Miller raised the lady to her feet. He had been deeply moved,--but he
had been more deeply injured. This was his wife's sister,--ah, yes! but
a sister who had scorned and slighted and ignored the existence of his
wife for all her life. Only Miller, of all the world, could have guessed
what this had meant to Janet, and he had merely divined it through the
clairvoyant sympathy of love. This woman could have no claim upon him
because of this unacknowledged relationship. Yet, after all, she was his
wife's sister, his child's kinswoman. She was a fellow creature, too,
and in distress.
"Rise, madam," he said, with a sudden inspiration, lifting her gently.
"I will listen to you on one condition. My child lies dead in the
adjoining room, his mother by his side. Go in there, and make your
request of her. I will abide by her decision."
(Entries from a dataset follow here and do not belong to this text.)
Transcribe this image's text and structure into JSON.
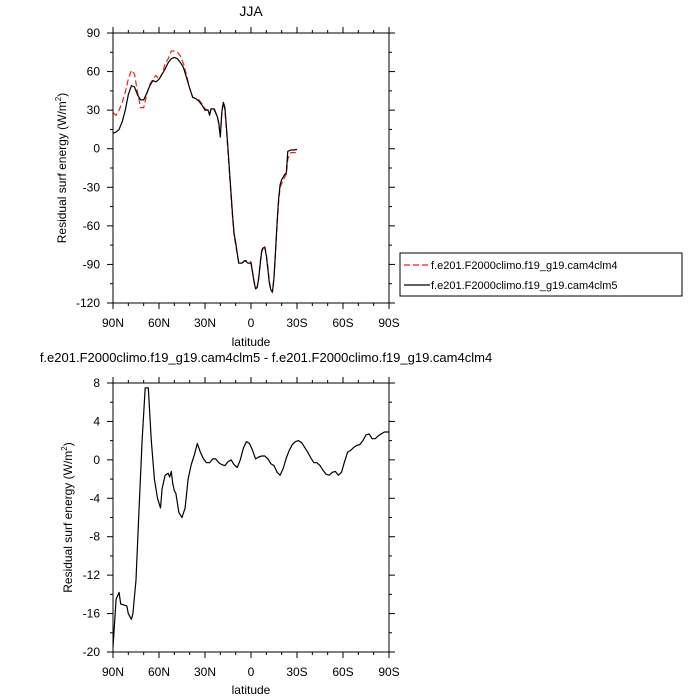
{
  "chart_data": [
    {
      "type": "line",
      "title": "JJA",
      "xlabel": "latitude",
      "ylabel": "Residual surf energy (W/m",
      "ylabel_sup": "2",
      "ylabel_close": ")",
      "xlim": [
        90,
        -90
      ],
      "ylim": [
        -120,
        90
      ],
      "xticks": [
        90,
        60,
        30,
        0,
        -30,
        -60,
        -90
      ],
      "xtick_labels": [
        "90N",
        "60N",
        "30N",
        "0",
        "30S",
        "60S",
        "90S"
      ],
      "yticks": [
        90,
        60,
        30,
        0,
        -30,
        -60,
        -90,
        -120
      ],
      "ytick_labels": [
        "90",
        "60",
        "30",
        "0",
        "-30",
        "-60",
        "-90",
        "-120"
      ],
      "legend_position": "right",
      "series": [
        {
          "name": "f.e201.F2000climo.f19_g19.cam4clm4",
          "color": "#e8201f",
          "dash": "dashed",
          "points": [
            [
              90,
              28
            ],
            [
              88,
              26
            ],
            [
              86,
              30
            ],
            [
              84,
              36
            ],
            [
              82,
              44
            ],
            [
              80,
              54
            ],
            [
              78,
              61
            ],
            [
              76,
              58
            ],
            [
              74,
              44
            ],
            [
              72,
              32
            ],
            [
              70,
              32
            ],
            [
              68,
              42
            ],
            [
              66,
              50
            ],
            [
              64,
              54
            ],
            [
              62,
              57
            ],
            [
              60,
              54
            ],
            [
              58,
              58
            ],
            [
              56,
              66
            ],
            [
              54,
              70
            ],
            [
              52,
              76
            ],
            [
              50,
              76
            ],
            [
              48,
              75
            ],
            [
              46,
              72
            ],
            [
              44,
              66
            ],
            [
              42,
              57
            ],
            [
              40,
              47
            ],
            [
              38,
              40
            ],
            [
              36,
              39
            ],
            [
              34,
              38
            ],
            [
              32,
              35
            ],
            [
              30,
              31
            ],
            [
              28,
              30
            ],
            [
              27,
              27
            ],
            [
              26,
              31
            ],
            [
              24,
              30
            ],
            [
              22,
              25
            ],
            [
              21,
              19
            ],
            [
              20,
              10
            ],
            [
              19,
              30
            ],
            [
              18,
              36
            ],
            [
              17,
              30
            ],
            [
              16,
              14
            ],
            [
              15,
              -3
            ],
            [
              14,
              -20
            ],
            [
              13,
              -38
            ],
            [
              12,
              -54
            ],
            [
              11,
              -68
            ],
            [
              10,
              -75
            ],
            [
              9,
              -82
            ],
            [
              8,
              -88
            ],
            [
              6,
              -89
            ],
            [
              4,
              -87
            ],
            [
              2,
              -87
            ],
            [
              0,
              -88
            ],
            [
              -1,
              -95
            ],
            [
              -2,
              -103
            ],
            [
              -3,
              -108
            ],
            [
              -4,
              -108
            ],
            [
              -5,
              -100
            ],
            [
              -6,
              -88
            ],
            [
              -7,
              -79
            ],
            [
              -8,
              -76
            ],
            [
              -9,
              -76
            ],
            [
              -10,
              -82
            ],
            [
              -11,
              -92
            ],
            [
              -12,
              -103
            ],
            [
              -13,
              -110
            ],
            [
              -14,
              -112
            ],
            [
              -15,
              -100
            ],
            [
              -16,
              -82
            ],
            [
              -17,
              -60
            ],
            [
              -18,
              -42
            ],
            [
              -19,
              -30
            ],
            [
              -20,
              -27
            ],
            [
              -21,
              -25
            ],
            [
              -22,
              -22
            ],
            [
              -23,
              -20
            ],
            [
              -24,
              -8
            ],
            [
              -26,
              -3
            ],
            [
              -28,
              -3
            ],
            [
              -30,
              -3
            ]
          ]
        },
        {
          "name": "f.e201.F2000climo.f19_g19.cam4clm5",
          "color": "#000000",
          "dash": "solid",
          "points": [
            [
              90,
              12
            ],
            [
              88,
              13
            ],
            [
              86,
              15
            ],
            [
              84,
              21
            ],
            [
              82,
              30
            ],
            [
              80,
              42
            ],
            [
              78,
              49
            ],
            [
              76,
              48
            ],
            [
              74,
              42
            ],
            [
              72,
              38
            ],
            [
              70,
              38
            ],
            [
              68,
              43
            ],
            [
              66,
              49
            ],
            [
              64,
              53
            ],
            [
              62,
              52
            ],
            [
              60,
              54
            ],
            [
              58,
              58
            ],
            [
              56,
              62
            ],
            [
              54,
              67
            ],
            [
              52,
              70
            ],
            [
              50,
              71
            ],
            [
              48,
              70
            ],
            [
              46,
              67
            ],
            [
              44,
              63
            ],
            [
              42,
              55
            ],
            [
              40,
              47
            ],
            [
              38,
              40
            ],
            [
              36,
              39
            ],
            [
              34,
              37
            ],
            [
              32,
              34
            ],
            [
              30,
              30
            ],
            [
              28,
              30
            ],
            [
              27,
              26
            ],
            [
              26,
              31
            ],
            [
              24,
              31
            ],
            [
              22,
              25
            ],
            [
              21,
              20
            ],
            [
              20,
              9
            ],
            [
              19,
              29
            ],
            [
              18,
              36
            ],
            [
              17,
              32
            ],
            [
              16,
              16
            ],
            [
              15,
              0
            ],
            [
              14,
              -17
            ],
            [
              13,
              -35
            ],
            [
              12,
              -52
            ],
            [
              11,
              -66
            ],
            [
              10,
              -73
            ],
            [
              9,
              -81
            ],
            [
              8,
              -89
            ],
            [
              6,
              -89
            ],
            [
              4,
              -87
            ],
            [
              2,
              -89
            ],
            [
              0,
              -89
            ],
            [
              -1,
              -96
            ],
            [
              -2,
              -104
            ],
            [
              -3,
              -109
            ],
            [
              -4,
              -108
            ],
            [
              -5,
              -101
            ],
            [
              -6,
              -90
            ],
            [
              -7,
              -80
            ],
            [
              -8,
              -77
            ],
            [
              -9,
              -77
            ],
            [
              -10,
              -83
            ],
            [
              -11,
              -94
            ],
            [
              -12,
              -105
            ],
            [
              -13,
              -110
            ],
            [
              -14,
              -111
            ],
            [
              -15,
              -100
            ],
            [
              -16,
              -80
            ],
            [
              -17,
              -57
            ],
            [
              -18,
              -39
            ],
            [
              -19,
              -28
            ],
            [
              -20,
              -24
            ],
            [
              -21,
              -22
            ],
            [
              -22,
              -20
            ],
            [
              -23,
              -19
            ],
            [
              -24,
              -2
            ],
            [
              -26,
              -1
            ],
            [
              -28,
              -1
            ],
            [
              -30,
              -0.5
            ]
          ]
        }
      ]
    },
    {
      "type": "line",
      "title": "f.e201.F2000climo.f19_g19.cam4clm5 - f.e201.F2000climo.f19_g19.cam4clm4",
      "xlabel": "latitude",
      "ylabel": "Residual surf energy (W/m",
      "ylabel_sup": "2",
      "ylabel_close": ")",
      "xlim": [
        90,
        -90
      ],
      "ylim": [
        -20,
        8
      ],
      "xticks": [
        90,
        60,
        30,
        0,
        -30,
        -60,
        -90
      ],
      "xtick_labels": [
        "90N",
        "60N",
        "30N",
        "0",
        "30S",
        "60S",
        "90S"
      ],
      "yticks": [
        8,
        4,
        0,
        -4,
        -8,
        -12,
        -16,
        -20
      ],
      "ytick_labels": [
        "8",
        "4",
        "0",
        "-4",
        "-8",
        "-12",
        "-16",
        "-20"
      ],
      "series": [
        {
          "color": "#000000",
          "dash": "solid",
          "points": [
            [
              90,
              -19.5
            ],
            [
              88,
              -14.5
            ],
            [
              86,
              -13.8
            ],
            [
              85,
              -15
            ],
            [
              83,
              -15.1
            ],
            [
              81,
              -15.2
            ],
            [
              80,
              -16
            ],
            [
              78,
              -16.6
            ],
            [
              77,
              -16
            ],
            [
              75,
              -12.5
            ],
            [
              73,
              -5
            ],
            [
              71,
              2
            ],
            [
              69,
              7.5
            ],
            [
              67,
              7.5
            ],
            [
              65,
              2
            ],
            [
              63,
              -2
            ],
            [
              61,
              -4
            ],
            [
              59,
              -5
            ],
            [
              58,
              -3
            ],
            [
              56,
              -1.6
            ],
            [
              54,
              -1.4
            ],
            [
              53,
              -1.8
            ],
            [
              52,
              -1.2
            ],
            [
              51,
              -2.5
            ],
            [
              50,
              -3.2
            ],
            [
              49,
              -3.5
            ],
            [
              47,
              -5.5
            ],
            [
              45,
              -6
            ],
            [
              43,
              -5
            ],
            [
              41,
              -2
            ],
            [
              39,
              -0.5
            ],
            [
              37,
              0.5
            ],
            [
              35,
              1.7
            ],
            [
              33,
              0.8
            ],
            [
              31,
              0.1
            ],
            [
              29,
              -0.3
            ],
            [
              27,
              -0.3
            ],
            [
              25,
              0.1
            ],
            [
              23,
              0.1
            ],
            [
              21,
              -0.3
            ],
            [
              19,
              -0.5
            ],
            [
              17,
              -0.6
            ],
            [
              15,
              -0.2
            ],
            [
              13,
              0
            ],
            [
              11,
              -0.5
            ],
            [
              9,
              -0.8
            ],
            [
              7,
              0
            ],
            [
              5,
              1.2
            ],
            [
              3,
              1.9
            ],
            [
              1,
              1.7
            ],
            [
              -1,
              1
            ],
            [
              -3,
              0.1
            ],
            [
              -5,
              0.3
            ],
            [
              -7,
              0.4
            ],
            [
              -9,
              0.4
            ],
            [
              -11,
              0.1
            ],
            [
              -13,
              -0.4
            ],
            [
              -15,
              -0.6
            ],
            [
              -17,
              -1.3
            ],
            [
              -19,
              -1.6
            ],
            [
              -21,
              -0.9
            ],
            [
              -23,
              0.2
            ],
            [
              -25,
              1
            ],
            [
              -27,
              1.6
            ],
            [
              -29,
              1.9
            ],
            [
              -31,
              2
            ],
            [
              -33,
              1.8
            ],
            [
              -35,
              1.3
            ],
            [
              -37,
              0.8
            ],
            [
              -39,
              0.2
            ],
            [
              -41,
              -0.3
            ],
            [
              -43,
              -0.3
            ],
            [
              -45,
              -0.6
            ],
            [
              -47,
              -1.1
            ],
            [
              -49,
              -1.5
            ],
            [
              -51,
              -1.6
            ],
            [
              -53,
              -1.3
            ],
            [
              -55,
              -1.2
            ],
            [
              -57,
              -1.6
            ],
            [
              -59,
              -1.3
            ],
            [
              -61,
              -0.2
            ],
            [
              -63,
              0.8
            ],
            [
              -65,
              1
            ],
            [
              -67,
              1.3
            ],
            [
              -69,
              1.5
            ],
            [
              -71,
              1.6
            ],
            [
              -73,
              2
            ],
            [
              -75,
              2.6
            ],
            [
              -77,
              2.7
            ],
            [
              -79,
              2.2
            ],
            [
              -81,
              2.2
            ],
            [
              -83,
              2.5
            ],
            [
              -85,
              2.7
            ],
            [
              -87,
              2.9
            ],
            [
              -90,
              2.9
            ]
          ]
        }
      ]
    }
  ]
}
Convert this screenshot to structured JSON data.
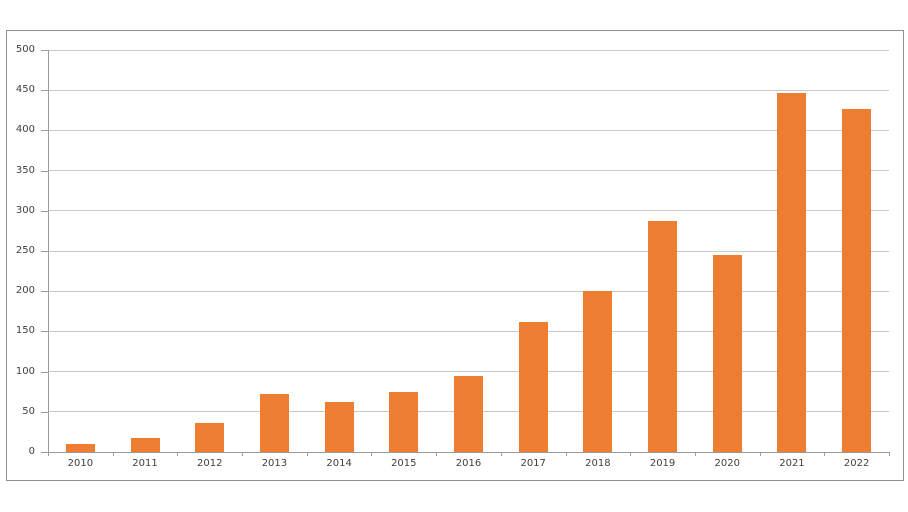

The two women stood confronting each other across the body of the dead
child, mute witness of this first meeting between two children of the
same father. Standing thus face to face, each under the stress of the
deepest emotions, the resemblance between them was even more striking
than it had seemed to Miller when he had admitted Mrs. Carteret to the
house. But Death, the great leveler, striking upon the one hand and
threatening upon the other, had wrought a marvelous transformation in
the bearing of the two women. The sad-eyed Janet towered erect, with
menacing aspect, like an avenging goddess. The other, whose pride had
been her life, stood in the attitude of a trembling suppliant.